The parties agreed that the writing signed by them was one for the sale and purchase of real estate. The questions for this court's determination concern the statute of frauds.
General Statutes 52-550 provides in pertinent part: "No civil action may be maintained in the following cases unless the agreement, or a memorandum of the agreement, is made in writing and signed by the party, or the agent of the party, to be charged: . . . (4) upon any agreement for the sale of real property or any interest in or concerning real property. . . ." The statute does not make agreements not made in this way invalid, but prevents their proof unless by such a writing. Fisk's Appeal, 81 Conn. 433, 438, 71 A. 559 (1908).
"The requirements of a memorandum of sale to satisfy the statute of frauds in this State are too well established to require extended consideration. It must *Page 568 
state the contract between the parties with such certainty that the essentials of the contract can be determined from the memorandum itself without the aid of parol proof, either by direct statement or by reference therein to some other writing or thing certain; and these essentials must at least consist of the subject of the sale, the terms of it and the parties to it, so as to furnish evidence of a complete agreement." Santoro v. Mack, 108 Conn. 683, 687-88, 145 A. 273 (1929); see also Lynch v. Davis, 181 Conn. 434, 438, 435 A.2d 977
(1980).
The only memorandum to which we can look to determine the contract of the parties in the present case is the binder of sale. The memorandum presupposes a prior verbal agreement which it embodies. However plain and complete the terms of an oral contract for sale and purchase of real estate, it cannot be enforced against a party thereto unless he, or his agent, has signed a written memorandum which recites the essential elements of the contract with reasonable certainty. The memorandum of the contract need not be the contract itself; as here, the memorandum may take the form of a binder of sale. It must, however, contain sufficient data whereby a contract containing the terms of the prior oral agreement of the parties might be put in extended and customary form, without the aid of parol proof. Handy v. Barclay, 98 Conn. 290, 295,119 A. 227 (1922). If any of these stipulations is omitted, then the memorandum is not a memorandum of the agreement, as required by the statute of frauds, and cannot be enforced.

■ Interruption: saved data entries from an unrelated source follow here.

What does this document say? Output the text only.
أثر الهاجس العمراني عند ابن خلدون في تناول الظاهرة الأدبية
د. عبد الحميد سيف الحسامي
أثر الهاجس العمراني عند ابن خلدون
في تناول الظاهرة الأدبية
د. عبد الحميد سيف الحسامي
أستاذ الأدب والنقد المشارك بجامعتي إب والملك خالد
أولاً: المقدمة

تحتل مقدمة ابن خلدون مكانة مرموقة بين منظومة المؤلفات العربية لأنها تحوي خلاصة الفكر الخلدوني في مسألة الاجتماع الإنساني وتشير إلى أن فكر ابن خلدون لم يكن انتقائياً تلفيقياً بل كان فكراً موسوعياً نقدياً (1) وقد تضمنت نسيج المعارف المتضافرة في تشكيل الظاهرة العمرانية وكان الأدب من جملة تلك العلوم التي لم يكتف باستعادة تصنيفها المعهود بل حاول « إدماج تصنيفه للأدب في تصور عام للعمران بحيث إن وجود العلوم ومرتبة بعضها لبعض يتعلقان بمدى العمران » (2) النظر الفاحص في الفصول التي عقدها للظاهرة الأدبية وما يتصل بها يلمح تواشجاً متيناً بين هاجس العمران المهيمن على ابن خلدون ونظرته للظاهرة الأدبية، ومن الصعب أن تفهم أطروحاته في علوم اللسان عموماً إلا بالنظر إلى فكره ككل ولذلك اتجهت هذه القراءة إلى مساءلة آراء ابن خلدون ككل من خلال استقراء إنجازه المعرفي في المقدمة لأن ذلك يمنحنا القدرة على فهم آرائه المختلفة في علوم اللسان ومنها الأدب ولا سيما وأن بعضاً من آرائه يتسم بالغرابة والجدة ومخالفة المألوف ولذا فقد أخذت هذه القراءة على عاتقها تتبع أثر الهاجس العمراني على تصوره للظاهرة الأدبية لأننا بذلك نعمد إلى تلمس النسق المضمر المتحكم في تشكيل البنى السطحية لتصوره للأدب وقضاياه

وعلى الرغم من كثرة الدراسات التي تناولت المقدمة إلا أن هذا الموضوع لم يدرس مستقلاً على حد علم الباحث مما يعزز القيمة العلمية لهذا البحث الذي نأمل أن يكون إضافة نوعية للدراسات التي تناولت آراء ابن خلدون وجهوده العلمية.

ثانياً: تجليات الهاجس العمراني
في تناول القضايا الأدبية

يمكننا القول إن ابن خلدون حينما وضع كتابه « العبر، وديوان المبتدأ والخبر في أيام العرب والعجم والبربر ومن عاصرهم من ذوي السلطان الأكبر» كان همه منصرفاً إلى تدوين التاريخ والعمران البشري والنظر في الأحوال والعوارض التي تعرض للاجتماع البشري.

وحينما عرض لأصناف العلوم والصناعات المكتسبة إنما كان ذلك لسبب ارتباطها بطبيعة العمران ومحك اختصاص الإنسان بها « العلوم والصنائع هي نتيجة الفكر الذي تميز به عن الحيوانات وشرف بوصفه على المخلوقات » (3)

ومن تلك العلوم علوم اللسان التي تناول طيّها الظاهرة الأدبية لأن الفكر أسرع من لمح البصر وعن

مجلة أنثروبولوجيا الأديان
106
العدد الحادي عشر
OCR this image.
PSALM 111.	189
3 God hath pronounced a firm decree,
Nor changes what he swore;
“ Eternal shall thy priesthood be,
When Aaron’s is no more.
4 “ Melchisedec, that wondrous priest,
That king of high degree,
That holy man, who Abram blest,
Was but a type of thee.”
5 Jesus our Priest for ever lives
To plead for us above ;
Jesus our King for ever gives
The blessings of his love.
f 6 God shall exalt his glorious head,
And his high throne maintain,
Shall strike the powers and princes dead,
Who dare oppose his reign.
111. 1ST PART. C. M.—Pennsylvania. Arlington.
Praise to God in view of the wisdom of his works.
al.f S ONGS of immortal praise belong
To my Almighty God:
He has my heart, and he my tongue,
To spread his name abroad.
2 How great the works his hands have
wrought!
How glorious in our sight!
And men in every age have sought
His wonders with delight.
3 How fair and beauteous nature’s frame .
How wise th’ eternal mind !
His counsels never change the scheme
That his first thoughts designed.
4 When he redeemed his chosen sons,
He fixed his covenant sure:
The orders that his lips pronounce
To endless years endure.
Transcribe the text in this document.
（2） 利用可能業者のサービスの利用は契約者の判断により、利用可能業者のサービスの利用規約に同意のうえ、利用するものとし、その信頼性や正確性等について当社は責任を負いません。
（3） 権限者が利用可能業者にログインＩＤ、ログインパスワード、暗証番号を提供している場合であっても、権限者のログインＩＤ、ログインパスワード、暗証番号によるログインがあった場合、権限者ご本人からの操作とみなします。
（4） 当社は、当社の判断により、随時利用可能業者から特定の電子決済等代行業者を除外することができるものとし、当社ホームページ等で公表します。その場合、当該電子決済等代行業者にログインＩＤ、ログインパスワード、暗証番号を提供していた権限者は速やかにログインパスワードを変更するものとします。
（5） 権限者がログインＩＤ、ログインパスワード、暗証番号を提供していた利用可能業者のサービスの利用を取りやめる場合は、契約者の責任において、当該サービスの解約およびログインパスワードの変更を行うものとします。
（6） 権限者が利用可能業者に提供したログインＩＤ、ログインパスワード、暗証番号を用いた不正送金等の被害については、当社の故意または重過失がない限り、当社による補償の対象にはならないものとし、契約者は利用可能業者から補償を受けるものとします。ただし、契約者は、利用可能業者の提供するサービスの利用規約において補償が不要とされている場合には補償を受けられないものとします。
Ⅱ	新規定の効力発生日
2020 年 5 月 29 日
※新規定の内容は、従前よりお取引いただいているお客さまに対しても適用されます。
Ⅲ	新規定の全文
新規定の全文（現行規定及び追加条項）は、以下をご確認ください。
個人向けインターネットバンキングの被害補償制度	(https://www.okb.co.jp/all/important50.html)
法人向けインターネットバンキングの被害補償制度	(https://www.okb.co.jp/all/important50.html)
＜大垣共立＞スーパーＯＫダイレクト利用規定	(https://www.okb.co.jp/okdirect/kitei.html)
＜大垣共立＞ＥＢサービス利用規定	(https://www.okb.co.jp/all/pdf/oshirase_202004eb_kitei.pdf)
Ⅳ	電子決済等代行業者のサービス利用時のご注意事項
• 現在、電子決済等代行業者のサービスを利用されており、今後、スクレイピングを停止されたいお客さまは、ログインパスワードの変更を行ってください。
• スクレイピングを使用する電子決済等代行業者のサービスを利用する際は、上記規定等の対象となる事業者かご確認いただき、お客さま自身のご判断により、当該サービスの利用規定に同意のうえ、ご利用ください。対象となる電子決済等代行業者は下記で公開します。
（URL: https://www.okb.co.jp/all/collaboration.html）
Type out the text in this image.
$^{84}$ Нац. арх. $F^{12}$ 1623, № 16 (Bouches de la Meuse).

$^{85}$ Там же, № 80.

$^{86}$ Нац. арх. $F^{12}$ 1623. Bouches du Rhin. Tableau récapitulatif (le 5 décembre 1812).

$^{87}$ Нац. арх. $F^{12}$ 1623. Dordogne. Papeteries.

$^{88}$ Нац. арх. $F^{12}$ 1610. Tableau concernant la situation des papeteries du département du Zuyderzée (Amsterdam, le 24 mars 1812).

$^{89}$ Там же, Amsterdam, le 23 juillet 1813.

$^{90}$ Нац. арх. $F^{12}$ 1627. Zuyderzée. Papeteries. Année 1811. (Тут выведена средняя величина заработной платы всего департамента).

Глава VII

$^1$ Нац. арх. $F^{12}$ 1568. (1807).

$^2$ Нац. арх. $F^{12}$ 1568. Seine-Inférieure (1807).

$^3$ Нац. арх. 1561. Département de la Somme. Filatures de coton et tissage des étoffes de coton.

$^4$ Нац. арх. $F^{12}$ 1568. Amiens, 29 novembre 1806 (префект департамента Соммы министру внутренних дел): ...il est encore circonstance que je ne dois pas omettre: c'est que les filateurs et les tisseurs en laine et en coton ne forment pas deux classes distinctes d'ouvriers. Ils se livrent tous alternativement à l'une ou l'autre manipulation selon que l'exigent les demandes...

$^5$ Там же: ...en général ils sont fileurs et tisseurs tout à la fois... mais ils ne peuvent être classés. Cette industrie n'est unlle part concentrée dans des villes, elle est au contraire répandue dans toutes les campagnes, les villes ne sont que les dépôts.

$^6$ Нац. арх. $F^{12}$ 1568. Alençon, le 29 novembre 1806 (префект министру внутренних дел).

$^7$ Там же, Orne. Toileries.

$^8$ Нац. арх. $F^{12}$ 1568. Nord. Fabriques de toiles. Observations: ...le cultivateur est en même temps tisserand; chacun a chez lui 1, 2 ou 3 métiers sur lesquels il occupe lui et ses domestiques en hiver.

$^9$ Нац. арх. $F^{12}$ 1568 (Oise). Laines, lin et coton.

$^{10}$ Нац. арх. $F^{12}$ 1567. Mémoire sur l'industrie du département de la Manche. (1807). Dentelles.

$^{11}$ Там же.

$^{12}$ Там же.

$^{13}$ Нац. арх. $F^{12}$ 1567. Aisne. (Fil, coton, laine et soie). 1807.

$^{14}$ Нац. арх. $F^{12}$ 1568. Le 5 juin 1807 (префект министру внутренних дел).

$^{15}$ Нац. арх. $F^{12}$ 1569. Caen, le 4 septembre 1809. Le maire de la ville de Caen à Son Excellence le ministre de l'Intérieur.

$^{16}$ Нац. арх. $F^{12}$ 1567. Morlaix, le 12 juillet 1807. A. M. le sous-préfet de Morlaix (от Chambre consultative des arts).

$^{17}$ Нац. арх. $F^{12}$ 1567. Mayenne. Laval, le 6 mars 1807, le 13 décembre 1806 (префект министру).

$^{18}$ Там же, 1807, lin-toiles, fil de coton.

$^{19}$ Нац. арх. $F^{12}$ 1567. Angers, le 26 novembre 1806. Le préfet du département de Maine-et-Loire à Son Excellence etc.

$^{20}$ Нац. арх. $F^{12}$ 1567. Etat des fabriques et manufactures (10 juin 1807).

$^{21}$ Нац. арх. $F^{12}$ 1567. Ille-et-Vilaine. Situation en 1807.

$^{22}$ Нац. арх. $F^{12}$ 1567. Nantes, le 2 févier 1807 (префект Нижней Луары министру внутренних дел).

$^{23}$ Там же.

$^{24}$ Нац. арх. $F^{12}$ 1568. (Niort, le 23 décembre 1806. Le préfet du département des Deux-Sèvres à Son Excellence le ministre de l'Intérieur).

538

Interpreting the scanty language of the writing before us in the light of the facts surrounding the parties at the time the writing was signed, we are of the opinion that the terms of the binder of sale are defectively stated since the time of delivery of the deed is not disclosed. The agreement annexed to the complaint *Page 569 
sets forth that "closing of title will be at office of [blank] ten days after subdivision approval of two lots on [blank]." This probably is meant to refer to a time when the agreement is to be carried out and the conveyance made. No time is mentioned and there is nothing in the contract by which the time of carrying out the agreement can be determined with reasonable certainty. Santoro v. Mack, supra, 690. The court can make no contract for the parties. They must stand or fall upon the contract they have made and this contract is deficient for uncertainty as to this particular.
Having reached the conclusion that the memorandum did not meet the requirements of the statute of frauds, it is unnecessary to discuss the other questions urged upon our attention by the defendants.
  There is error; the judgment for the plaintiffs is set aside and the case is remanded with direction that judgment be rendered for the defendants.